10) Remember that the width of a confidence interval depends on the standard error of the estimator; the width of a confidence interval is 2*K*SE. Let Xbar represent the average of this year, and Ybar represent the average of last year. Then Var(Xbar-Ybar) = sigma2x/n + sigma2y/n - 2*rho*sigmax*sigmay, where rho is the correlation between X and Y. (To refresh your memory, review the data collection section of Unit 7.)
For this dataset the correlation between X and Y is about 0.9. Now the standard error is the square-root of the quantity above. You can see that if we were to ignore the fact that X and Y are correlated -- which is equivalent to setting rho=0 -- we would get a wider confidence interval. So when X and Y are positively correlated, if you ignore the pairing you get a confidence interval that's too big and might miss an interesting difference in means. On the other hand, if X and Y are negatively correlated, you'll get a confidence interval that's too small, and might mistakenly think there's a difference when there's really not! This illustrates what can happen when you do an "unpaired" test with paired data.
If Xbar represents the average of thisyear, and Ybar the average of lastyear, then the standard error is SD(Xbar-Ybar). Calculate this assuming (a) Xbar and Ybar are independent and (b) assuming the true correlation is the same as the sample correlation that you calculated in (9).

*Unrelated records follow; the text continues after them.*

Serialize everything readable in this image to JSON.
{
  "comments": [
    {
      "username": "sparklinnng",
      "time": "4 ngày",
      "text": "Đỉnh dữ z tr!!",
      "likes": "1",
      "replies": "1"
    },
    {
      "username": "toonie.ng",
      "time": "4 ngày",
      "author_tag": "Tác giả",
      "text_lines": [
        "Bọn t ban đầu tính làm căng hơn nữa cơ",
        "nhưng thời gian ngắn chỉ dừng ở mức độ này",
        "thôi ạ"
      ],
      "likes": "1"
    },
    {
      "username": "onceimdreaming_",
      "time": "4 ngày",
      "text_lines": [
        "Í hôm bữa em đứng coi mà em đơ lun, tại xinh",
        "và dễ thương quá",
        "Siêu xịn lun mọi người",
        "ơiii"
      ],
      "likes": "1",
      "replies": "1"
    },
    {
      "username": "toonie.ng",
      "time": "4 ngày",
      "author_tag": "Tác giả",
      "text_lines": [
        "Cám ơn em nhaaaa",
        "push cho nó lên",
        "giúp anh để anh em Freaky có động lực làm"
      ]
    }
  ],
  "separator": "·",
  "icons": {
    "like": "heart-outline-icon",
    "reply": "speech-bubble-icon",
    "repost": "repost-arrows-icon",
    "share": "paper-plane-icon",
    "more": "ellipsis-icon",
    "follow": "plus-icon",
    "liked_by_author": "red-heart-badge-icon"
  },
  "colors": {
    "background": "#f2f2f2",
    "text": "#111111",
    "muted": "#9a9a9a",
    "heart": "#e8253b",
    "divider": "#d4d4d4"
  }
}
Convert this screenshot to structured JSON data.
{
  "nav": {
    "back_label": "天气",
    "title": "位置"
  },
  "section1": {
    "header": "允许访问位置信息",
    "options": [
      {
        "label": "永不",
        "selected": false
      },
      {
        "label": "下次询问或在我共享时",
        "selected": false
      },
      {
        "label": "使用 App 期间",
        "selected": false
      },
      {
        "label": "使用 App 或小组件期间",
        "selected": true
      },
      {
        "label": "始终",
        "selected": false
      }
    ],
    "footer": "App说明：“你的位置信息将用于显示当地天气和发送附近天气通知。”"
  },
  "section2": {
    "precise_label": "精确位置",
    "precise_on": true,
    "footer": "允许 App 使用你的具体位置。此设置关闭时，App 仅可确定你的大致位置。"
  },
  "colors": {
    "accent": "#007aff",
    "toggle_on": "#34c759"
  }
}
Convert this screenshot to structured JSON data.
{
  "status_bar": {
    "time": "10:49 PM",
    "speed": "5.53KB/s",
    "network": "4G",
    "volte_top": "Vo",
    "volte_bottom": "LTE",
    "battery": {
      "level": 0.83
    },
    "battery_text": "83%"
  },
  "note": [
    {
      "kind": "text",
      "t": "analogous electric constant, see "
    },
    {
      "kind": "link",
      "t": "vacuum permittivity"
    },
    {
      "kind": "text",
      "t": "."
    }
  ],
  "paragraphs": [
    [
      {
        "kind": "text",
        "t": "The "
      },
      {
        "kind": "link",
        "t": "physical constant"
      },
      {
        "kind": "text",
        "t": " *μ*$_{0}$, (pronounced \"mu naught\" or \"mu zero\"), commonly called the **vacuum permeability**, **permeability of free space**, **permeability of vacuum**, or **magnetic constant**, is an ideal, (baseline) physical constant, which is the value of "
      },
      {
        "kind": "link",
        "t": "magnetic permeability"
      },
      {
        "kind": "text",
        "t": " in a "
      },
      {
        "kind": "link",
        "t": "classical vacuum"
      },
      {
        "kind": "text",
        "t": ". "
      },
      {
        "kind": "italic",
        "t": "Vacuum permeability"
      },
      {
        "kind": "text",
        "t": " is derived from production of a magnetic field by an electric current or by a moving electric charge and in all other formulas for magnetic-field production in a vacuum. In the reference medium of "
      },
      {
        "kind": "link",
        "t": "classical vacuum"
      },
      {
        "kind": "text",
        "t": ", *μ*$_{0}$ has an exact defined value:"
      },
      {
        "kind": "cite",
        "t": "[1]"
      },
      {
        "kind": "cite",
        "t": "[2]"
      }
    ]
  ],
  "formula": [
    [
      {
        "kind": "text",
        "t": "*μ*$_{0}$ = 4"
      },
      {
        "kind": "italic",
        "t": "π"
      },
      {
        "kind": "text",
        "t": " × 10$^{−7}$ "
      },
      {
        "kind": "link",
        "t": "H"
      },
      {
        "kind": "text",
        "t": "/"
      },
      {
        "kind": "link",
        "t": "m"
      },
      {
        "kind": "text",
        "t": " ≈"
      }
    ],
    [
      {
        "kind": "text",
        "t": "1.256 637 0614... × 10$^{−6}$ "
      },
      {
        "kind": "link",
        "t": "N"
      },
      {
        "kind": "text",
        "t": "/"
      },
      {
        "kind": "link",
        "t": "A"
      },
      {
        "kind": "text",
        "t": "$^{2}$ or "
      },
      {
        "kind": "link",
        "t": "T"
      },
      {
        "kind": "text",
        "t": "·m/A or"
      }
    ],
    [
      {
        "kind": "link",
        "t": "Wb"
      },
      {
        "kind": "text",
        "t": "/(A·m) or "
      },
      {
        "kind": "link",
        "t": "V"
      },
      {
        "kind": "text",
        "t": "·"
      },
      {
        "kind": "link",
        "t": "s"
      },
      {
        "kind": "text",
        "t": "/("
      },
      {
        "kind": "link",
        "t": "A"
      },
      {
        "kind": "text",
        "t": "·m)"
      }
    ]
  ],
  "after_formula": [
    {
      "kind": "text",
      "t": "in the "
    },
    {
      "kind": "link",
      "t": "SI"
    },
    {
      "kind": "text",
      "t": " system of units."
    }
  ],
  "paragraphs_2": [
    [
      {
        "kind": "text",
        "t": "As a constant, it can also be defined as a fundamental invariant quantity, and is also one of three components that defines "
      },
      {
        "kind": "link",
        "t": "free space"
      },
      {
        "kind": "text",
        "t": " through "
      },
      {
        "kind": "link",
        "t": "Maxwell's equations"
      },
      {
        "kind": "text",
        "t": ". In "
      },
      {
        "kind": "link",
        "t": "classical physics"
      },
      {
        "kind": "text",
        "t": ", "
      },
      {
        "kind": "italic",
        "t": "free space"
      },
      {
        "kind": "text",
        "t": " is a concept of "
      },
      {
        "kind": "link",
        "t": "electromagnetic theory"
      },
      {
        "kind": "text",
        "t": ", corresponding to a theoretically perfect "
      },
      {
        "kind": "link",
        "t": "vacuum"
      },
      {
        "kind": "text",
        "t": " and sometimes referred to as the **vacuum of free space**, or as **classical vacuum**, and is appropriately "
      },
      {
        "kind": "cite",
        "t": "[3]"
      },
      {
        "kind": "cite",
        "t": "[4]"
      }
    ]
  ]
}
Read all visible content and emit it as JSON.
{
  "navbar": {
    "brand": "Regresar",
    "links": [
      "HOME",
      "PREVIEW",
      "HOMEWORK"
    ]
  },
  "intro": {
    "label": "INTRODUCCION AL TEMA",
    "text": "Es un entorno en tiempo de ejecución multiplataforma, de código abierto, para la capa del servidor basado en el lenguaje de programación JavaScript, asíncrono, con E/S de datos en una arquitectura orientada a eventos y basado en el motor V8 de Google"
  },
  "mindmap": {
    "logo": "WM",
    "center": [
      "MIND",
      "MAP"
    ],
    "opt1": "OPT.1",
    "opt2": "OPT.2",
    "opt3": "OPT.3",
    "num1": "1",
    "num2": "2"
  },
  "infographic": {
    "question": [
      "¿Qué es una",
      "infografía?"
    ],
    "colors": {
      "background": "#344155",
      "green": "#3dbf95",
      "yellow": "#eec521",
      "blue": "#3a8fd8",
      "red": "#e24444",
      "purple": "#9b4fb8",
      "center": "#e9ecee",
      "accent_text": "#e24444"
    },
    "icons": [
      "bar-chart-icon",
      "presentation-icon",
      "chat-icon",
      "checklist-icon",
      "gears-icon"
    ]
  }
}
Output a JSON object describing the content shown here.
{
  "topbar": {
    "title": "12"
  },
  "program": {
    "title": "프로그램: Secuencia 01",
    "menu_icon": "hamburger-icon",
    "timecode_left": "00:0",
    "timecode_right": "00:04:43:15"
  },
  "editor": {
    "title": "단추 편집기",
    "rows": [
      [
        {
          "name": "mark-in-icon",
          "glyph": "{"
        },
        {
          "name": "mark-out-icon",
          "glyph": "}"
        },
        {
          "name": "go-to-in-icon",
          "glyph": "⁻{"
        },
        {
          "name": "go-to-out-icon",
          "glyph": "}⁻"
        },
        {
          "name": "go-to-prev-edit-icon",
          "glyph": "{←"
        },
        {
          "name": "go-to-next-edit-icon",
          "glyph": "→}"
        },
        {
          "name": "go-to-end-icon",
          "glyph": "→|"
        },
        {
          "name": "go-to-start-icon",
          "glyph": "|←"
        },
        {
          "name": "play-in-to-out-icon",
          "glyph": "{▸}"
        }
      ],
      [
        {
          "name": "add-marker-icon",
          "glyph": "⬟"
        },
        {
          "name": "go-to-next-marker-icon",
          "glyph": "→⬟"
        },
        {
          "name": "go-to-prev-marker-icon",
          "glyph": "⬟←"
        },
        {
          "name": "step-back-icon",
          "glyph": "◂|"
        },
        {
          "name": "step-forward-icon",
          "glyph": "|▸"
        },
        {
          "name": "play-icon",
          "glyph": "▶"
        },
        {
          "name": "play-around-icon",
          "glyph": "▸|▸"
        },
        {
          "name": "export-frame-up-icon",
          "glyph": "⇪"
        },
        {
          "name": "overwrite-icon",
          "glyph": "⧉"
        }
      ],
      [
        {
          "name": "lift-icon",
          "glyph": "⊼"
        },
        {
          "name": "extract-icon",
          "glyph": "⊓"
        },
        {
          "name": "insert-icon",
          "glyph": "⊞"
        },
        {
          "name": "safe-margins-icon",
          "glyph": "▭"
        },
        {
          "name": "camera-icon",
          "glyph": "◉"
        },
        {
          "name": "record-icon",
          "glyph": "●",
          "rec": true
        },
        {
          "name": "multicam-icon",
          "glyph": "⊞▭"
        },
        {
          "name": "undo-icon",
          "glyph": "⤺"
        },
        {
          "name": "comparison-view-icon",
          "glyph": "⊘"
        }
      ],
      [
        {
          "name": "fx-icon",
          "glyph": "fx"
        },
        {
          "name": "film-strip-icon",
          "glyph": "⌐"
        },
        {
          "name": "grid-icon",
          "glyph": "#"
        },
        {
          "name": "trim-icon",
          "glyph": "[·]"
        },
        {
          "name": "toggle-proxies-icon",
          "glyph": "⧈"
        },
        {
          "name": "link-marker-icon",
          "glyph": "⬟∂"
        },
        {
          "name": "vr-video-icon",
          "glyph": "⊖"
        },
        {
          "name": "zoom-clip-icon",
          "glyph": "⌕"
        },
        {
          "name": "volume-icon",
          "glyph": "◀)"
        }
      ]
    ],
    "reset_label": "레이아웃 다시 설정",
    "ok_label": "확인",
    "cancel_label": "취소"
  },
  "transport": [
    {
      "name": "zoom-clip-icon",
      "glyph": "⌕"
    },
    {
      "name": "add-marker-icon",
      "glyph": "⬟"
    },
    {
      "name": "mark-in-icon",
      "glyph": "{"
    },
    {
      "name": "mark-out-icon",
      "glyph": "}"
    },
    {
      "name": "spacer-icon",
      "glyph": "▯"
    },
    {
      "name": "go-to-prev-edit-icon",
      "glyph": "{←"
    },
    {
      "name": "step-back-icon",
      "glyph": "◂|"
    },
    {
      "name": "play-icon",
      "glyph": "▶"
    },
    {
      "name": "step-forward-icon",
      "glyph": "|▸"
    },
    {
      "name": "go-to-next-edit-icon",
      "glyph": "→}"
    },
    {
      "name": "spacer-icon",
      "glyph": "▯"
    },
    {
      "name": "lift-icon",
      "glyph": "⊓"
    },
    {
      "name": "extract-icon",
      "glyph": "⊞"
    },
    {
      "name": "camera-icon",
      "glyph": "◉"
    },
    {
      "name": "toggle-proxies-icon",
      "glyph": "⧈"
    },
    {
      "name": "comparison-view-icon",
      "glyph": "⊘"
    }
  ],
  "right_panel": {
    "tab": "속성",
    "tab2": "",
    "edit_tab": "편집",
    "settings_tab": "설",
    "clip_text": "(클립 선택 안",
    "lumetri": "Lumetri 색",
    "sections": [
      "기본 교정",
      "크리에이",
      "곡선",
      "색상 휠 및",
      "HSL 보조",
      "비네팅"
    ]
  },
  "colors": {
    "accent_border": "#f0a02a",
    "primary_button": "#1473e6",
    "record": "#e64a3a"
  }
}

This data set comes from an article in the Journal of Statistics Education ( "Datasets and Stories" article "Data Management, Exploratory Data Analysis, and Regression Analysis with 1969-2000 Major League Baseball Attendance" in the Journal of Statistics Education (Cochran 2002, www.amstat.org/publications/jse/v10n2/datasets.cochran.html).)
However, you should access the data here: http://schematyc.stat.ucla.edu/unit_12/mlbdata.txt
This file has several potential response variables. Your goal is to see how the American and National leagues compare on these variables. Some questions to consider:
a) What "research" question does a particular hypothesis test help answer?
b) Are the assumptions supported for a particular hypothesis test? Is a hypothesis test even needed? Does comparing means make sense?
c) Note that we have ALL data from 1969 to 2000. Is a statistical test meaningful in this context? To which population are we making inferences? What must we assume to make this test meaningful?